Somnambule - Writing About Music


"Audiolab is made up of a series of different sound pieces, specifically produced to be diffused inside an architectural module, created by young French designers. This space or listening chamber has been made to receive the visitor and allow for the optimal and environmental diffusion of sound."

Mention sound art and the spectre of something either stringently reductive or piecemeal and unfocused threatens to haunt the potential listener. The initial impression of Audiolab’s contents is instead one of unexpected freedom and relief from the nagging insistence of rhythm. Paramount is the experience of contemplative space achieved by a Cage-like awareness of silence, concomitant to which is a sense of space which enables the listener to explore unhurriedly in their own time.

It’s impossible to describe all fifteen of the pieces on these two cds. Suffice to say that a wide number of atmospheres, moods, dramas and sonic possibilities are presented and negotiated by both visual and musical artists including pieces by Monolake, Vladislav Delay, To Rococo Rot and Doug Aitken and Steve Roden. A necessarily limited sample follows.
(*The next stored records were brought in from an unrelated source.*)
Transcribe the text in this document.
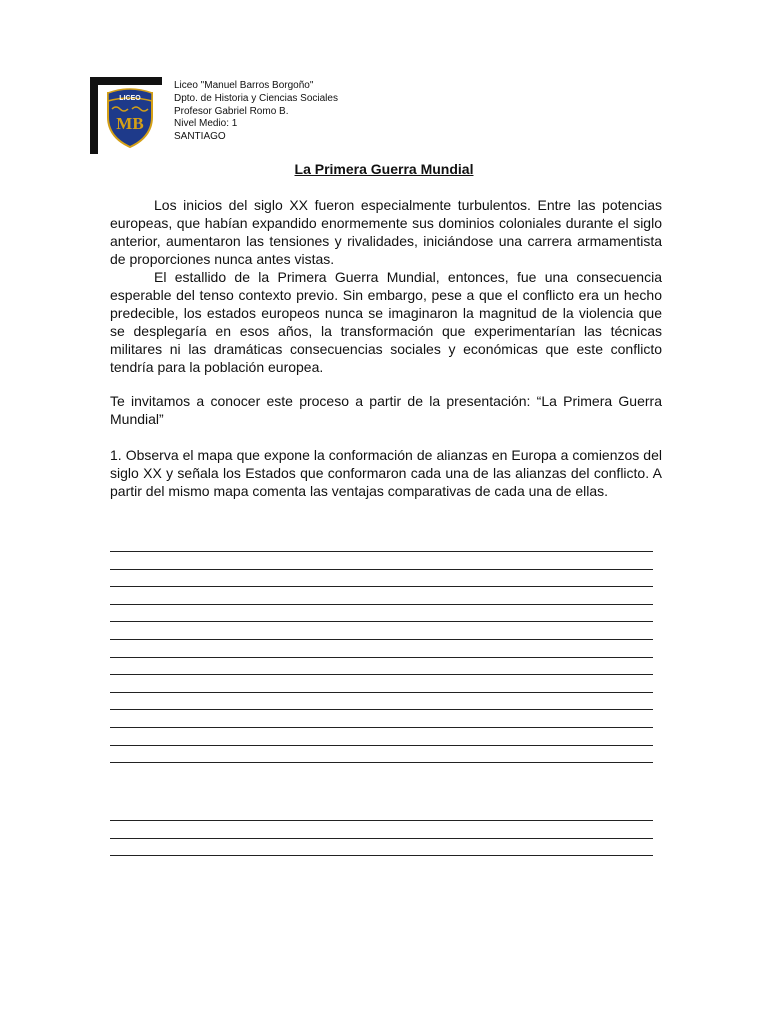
LICEO
MB
Liceo "Manuel Barros Borgoño"
Dpto. de Historia y Ciencias Sociales
Profesor Gabriel Romo B.
Nivel Medio: 1
SANTIAGO
La Primera Guerra Mundial

Los inicios del siglo XX fueron especialmente turbulentos. Entre las potencias europeas, que habían expandido enormemente sus dominios coloniales durante el siglo anterior, aumentaron las tensiones y rivalidades, iniciándose una carrera armamentista de proporciones nunca antes vistas.

El estallido de la Primera Guerra Mundial, entonces, fue una consecuencia esperable del tenso contexto previo. Sin embargo, pese a que el conflicto era un hecho predecible, los estados europeos nunca se imaginaron la magnitud de la violencia que se desplegaría en esos años, la transformación que experimentarían las técnicas militares ni las dramáticas consecuencias sociales y económicas que este conflicto tendría para la población europea.

Te invitamos a conocer este proceso a partir de la presentación: “La Primera Guerra Mundial”

1. Observa el mapa que expone la conformación de alianzas en Europa a comienzos del siglo XX y señala los Estados que conformaron cada una de las alianzas del conflicto. A partir del mismo mapa comenta las ventajas comparativas de cada una de ellas.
Alejandra and Aeron/Underwater Villages (Somewhere Between Superscription And Depopulation) begins with short bursts of Spanish language, water running, goat bells, wind impacting on a microphone, birdsong. The bells begin to loop and a ringing/grinding sound intrudes upon the rural idyll – has the action relocated to a watermill or have the human and animal protagonists been submerged? Later, a chorus of spectral voices is woven into the sonic tapestry, voices of lost possibilities perhaps.

Rebecca Bournigault/Intentions traces a narrative rendered in French laced with phonemes, plosive syllables, the hoiks and spits of speech punctuated by slowly fragmenting piano. In the pauses between speech hesitant samples stutter.
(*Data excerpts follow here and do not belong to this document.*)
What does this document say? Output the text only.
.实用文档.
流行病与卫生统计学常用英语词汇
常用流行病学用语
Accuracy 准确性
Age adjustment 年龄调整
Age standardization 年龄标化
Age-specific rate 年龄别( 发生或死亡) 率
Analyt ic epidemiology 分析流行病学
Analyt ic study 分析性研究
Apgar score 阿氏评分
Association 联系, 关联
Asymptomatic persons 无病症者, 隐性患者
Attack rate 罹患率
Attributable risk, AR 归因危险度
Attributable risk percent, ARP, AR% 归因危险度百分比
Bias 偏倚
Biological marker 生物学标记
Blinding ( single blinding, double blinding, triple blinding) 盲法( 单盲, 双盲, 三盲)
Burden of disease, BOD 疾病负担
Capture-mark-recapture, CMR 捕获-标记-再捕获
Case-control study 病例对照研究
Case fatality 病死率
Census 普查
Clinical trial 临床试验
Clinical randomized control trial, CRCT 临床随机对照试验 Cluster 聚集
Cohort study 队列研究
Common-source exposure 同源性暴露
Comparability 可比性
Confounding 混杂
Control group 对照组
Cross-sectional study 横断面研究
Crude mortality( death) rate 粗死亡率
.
Henrik Plenge Jakobsen’s Plasmatic Prisms explores a large church organ via neither the hymnal nor the profane, but through imperious prolonged stabs, oscillating rumblings, the breathing of the organ’s pipes out of which arises a fearsome alien lifeform.

The more materialist should know that Audiolab’s two cds are enveloped in gold wrapping paper which, together with an information sheet, are encased in a rather lovely black and white card box with the lettering rendered in a Stereolab-like typeface. Unfortunately there are no pictures of the chambers for which these pieces were composed with the exception of a spindly line drawing on each of the cd labels. This is sound/art/music to contemplate at leisure. The lack of overt narrative thread allows the listener even upon a second or third listening to wander as if from room to room, unsure of what will be encountered.